Arroccati sulle loro vette restano solo i prezzi top, quelli di oggetti belli ed esclusivi appannaggio delle città più attraenti: a Roma si possono spendere 20mila euro al metroquadro per una casa, 19mila euro a Milano, 17mila euro a Venezia,  14mila euro a Napoli,  10.500 euro a Firenze. Lo stesso vale per le zone di vacanza. “In un quadro tendenzialmente negativo – dice Dondi – le mete più gettonate, come Cortina o Forte dei Marmi, riescano a spuntare ancora cifre notevoli”.

Se il mercato della casa piange, quello corporate non ride: “Soprattutto in città come Bologna – aggiunge il ricercatore – la situazione è davvero bloccata. Ci aspettavamo uno sviluppo diverso, una ricaduta positiva dopo l’espansione di Milano e Roma. Invece gli investitori non vengono. Preferiscono altri territori, come Verona o Bergamo. Ci sono aste di oggetti belli e importanti che vanno deserte.
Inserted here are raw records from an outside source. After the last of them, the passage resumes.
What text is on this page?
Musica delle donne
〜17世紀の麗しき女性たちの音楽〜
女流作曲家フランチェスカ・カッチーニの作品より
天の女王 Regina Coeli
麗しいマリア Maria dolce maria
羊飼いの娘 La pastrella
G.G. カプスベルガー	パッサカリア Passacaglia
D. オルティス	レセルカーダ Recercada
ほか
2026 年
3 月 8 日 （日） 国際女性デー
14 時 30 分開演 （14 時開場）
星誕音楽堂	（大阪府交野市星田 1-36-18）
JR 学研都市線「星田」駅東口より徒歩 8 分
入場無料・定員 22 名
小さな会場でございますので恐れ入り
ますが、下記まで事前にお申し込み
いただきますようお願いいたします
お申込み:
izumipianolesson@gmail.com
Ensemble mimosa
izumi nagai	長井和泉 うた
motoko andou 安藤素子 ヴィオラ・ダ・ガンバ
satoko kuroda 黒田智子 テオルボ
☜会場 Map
Sono situazioni che dovrebbero porre a questa città seri interrogativi, sul fronte delle infrastrutture e dei servizi”.

Piuttosto preoccupante infine anche il futuro dei fondi immobiliari. “Oggi molti enti previdenziali privati – conclude il ricercatore – hanno spostato il loro patrimonio nei fondi. E’ un’operazione che semplifica la gestione, ma che arriva a scadenza e se il mercato non riprende si corrono grossi rischi. Da qui a 10 anni potremmo avere brutte sorprese”.